Sebagian menerima, dan sebagian lain mengingkarinya. Mereka yang mengingkari adalah mayoritas ulama Hijaz, termasuk dari mereka Atha’ dan Ibnu Abi Malikah. Abdurrahman bin Zaid bin Aslam dari kalangan fuqaha’ Madinah menukil pendapat bahwa perayanan malam Nisfu Syaban seluruhnya adalah bid’ah. Ini juga merupakan pendapat Ashab Maliki dan ulama selainnya.
Dari penjelasan di atas, Sejarah malam Nisfu Syaban, dikatakan Muhammad Hanif Rahman, bahwa yang mula-mula memulai peringatan malam Nisfu Syaban adalah segolongan ulama Tabi’in daerah Syam.” Dalam arti, peringatan malam Nisfu Sya’ban belum ada pada zaman Rasulullah dan Sahabat, baru ada pada zaman Tabi’in.
Peringatan malam Nisfu Sya’ban yang kini diamalkan itu dasarnya adalah mengikuti perbuatan segolongan ulama Tabi’in negeri Syam atau kini dikenal dengan negara Suriah,” jelasnya.

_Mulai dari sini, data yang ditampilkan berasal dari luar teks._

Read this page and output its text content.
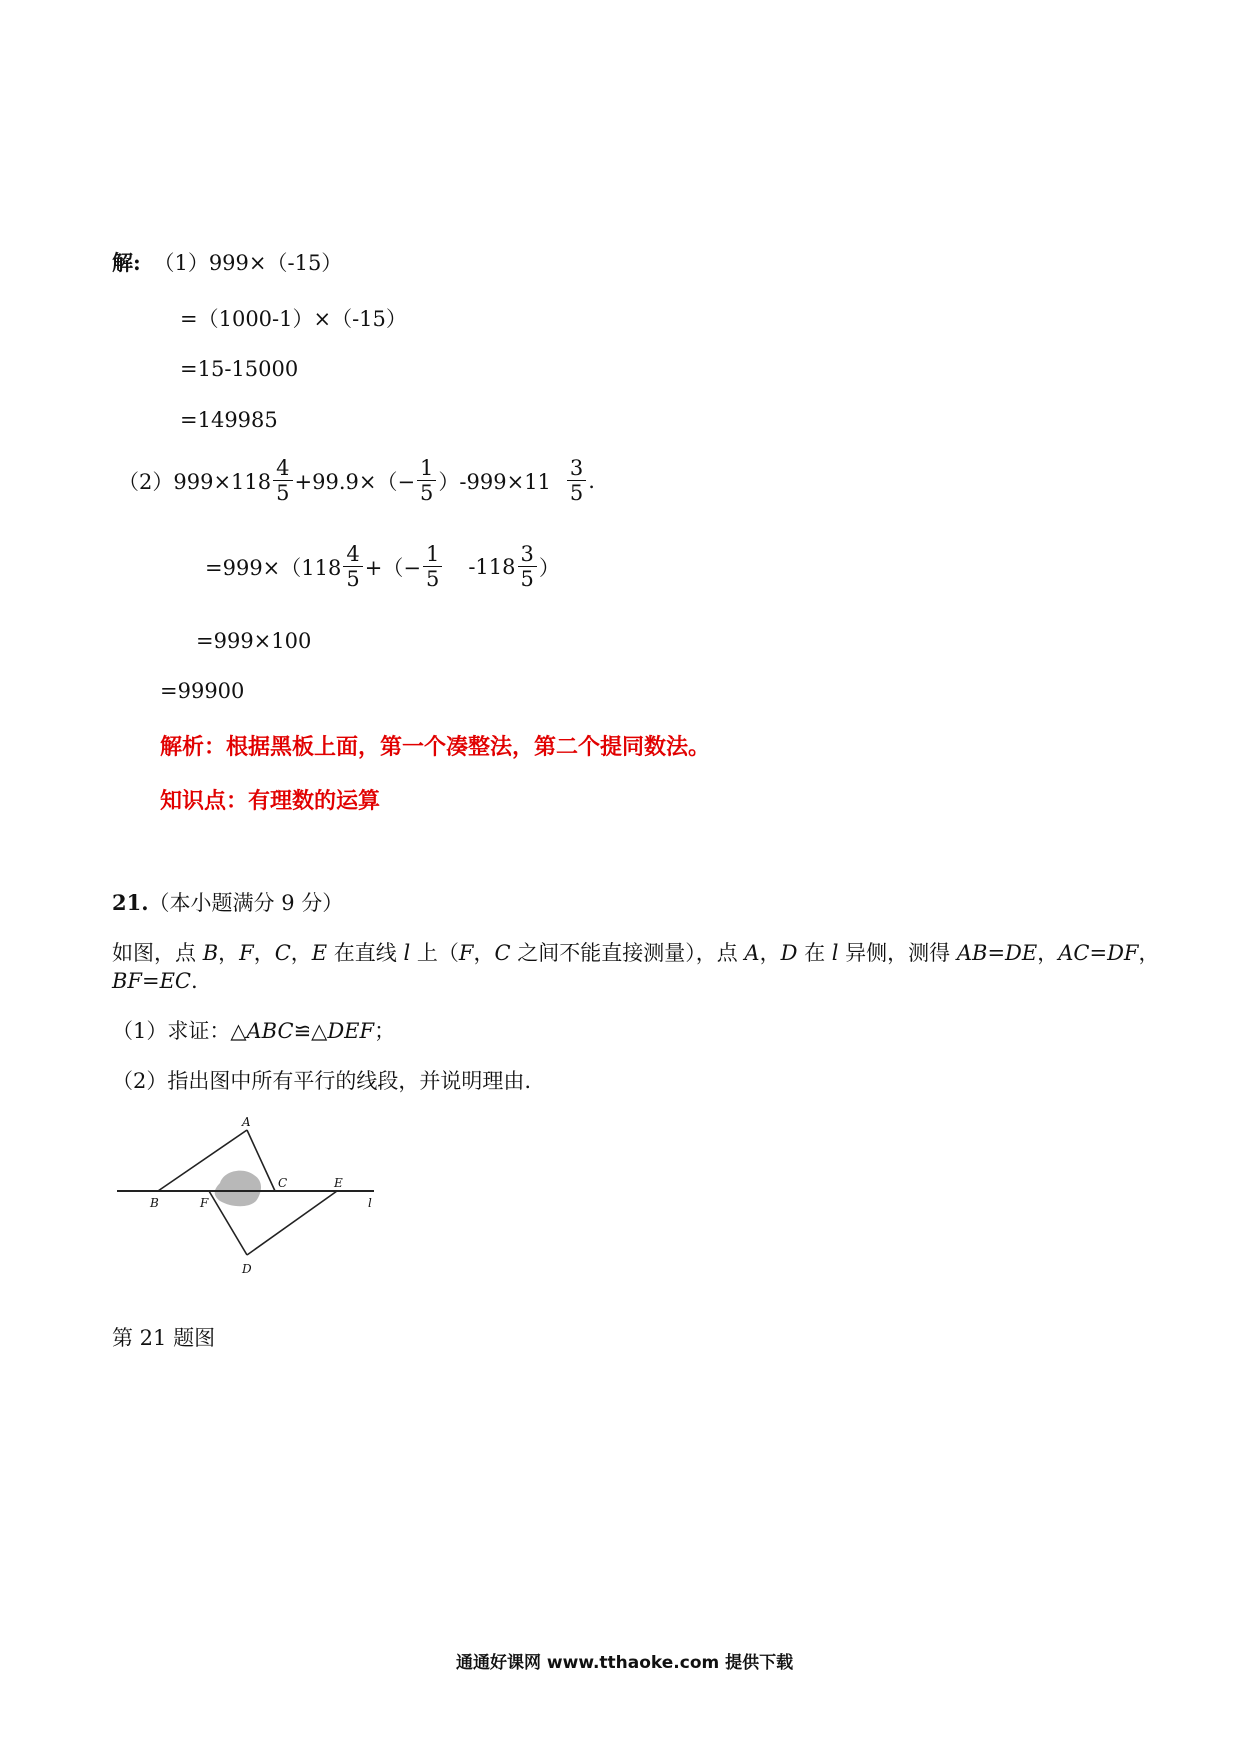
解: （1）999×（-15）
=（1000-1）×（-15）
=15-15000
=149985
$(2)999\times 118 \frac{4}{5} +99.9\times(- \frac{1}{5} )-999\times 11 \frac{3}{5}$ .
$=999\times(118 \frac{4}{5}$ +（− $\frac{1}{5} -118 \frac{3}{5}$ ）
=999×100
=99900
解析：根据黑板上面，第一个凑整法，第二个提同数法。
知识点：有理数的运算
21.（本小题满分 9 分）
如图，点 B，F，C，E 在直线 l 上（F，C 之间不能直接测量），点 A，D 在 l 异侧，测得 AB=DE，AC=DF，
BF=EC.
（1）求证：△ABC≌△DEF；
（2）指出图中所有平行的线段，并说明理由.
A
B	F
C	E
l
D
第 21 题图
通通好课网 www.tthaoke.com 提供下载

Soal bentuk dan teknis peringatan malam Nisfu Syaban, katanya, ada perbedaan pendapat dari ulama Syam. Dijelaskan ada dua pendapat terkait itu.
Pertama, disunahkan menghidupkan malam Nisfu Syaban secara jamaah di masjid.
Khalid bin Ma’dan dan Lukman bin Amir mengunakan pakaian terbaik mereka, membakar dupa (bukhur) dan pada malam itu mereka i’tikaf di dalam masjid.
Ishaq bin Rahawaih menyetujui atau tidak mengingkari apa yang mereka lakukan. Ia juga berkata: “Menghidupkan malam Nisfu Syaban di masjid-masjid secara berjamaah bukanlah bidah.” Pendapat ini di nukil oleh Harb Al-Karmani dalam kitab Masa’ilnya.
Kedua, dimakruhkan berkumpul di dalam masjid-masjid untuk menghidupkan malam Nisfu Syaban dengan shalat, berdoa dan menyampaikan kisah-kisah teladan, namun tidak dimakruhkan shalat sendiri untuk menghidupkan malam Nisfu Syaban.
“Ini adalah pendapat Imam Al-Auza’i, seorang imam, ahli fiqih dan alimnya negeri Syam. (Al-Qasthalani, Al-Mawahib Al-Laduniyah, juz III, halaman 301),” tuturnya.
Pada intinya, Muhammad Hanif Rahman menyampaikan, perbedaan pendapat ulama terkait teknis menghidupkan malam Nisfu Syaban. Sebagian ulama mengatakan sunah dikerjakan secara berjamaah, sebagian lain memakruhkan secara berjamaah, namun jika pelaksanaannya sendiri tidak makruh.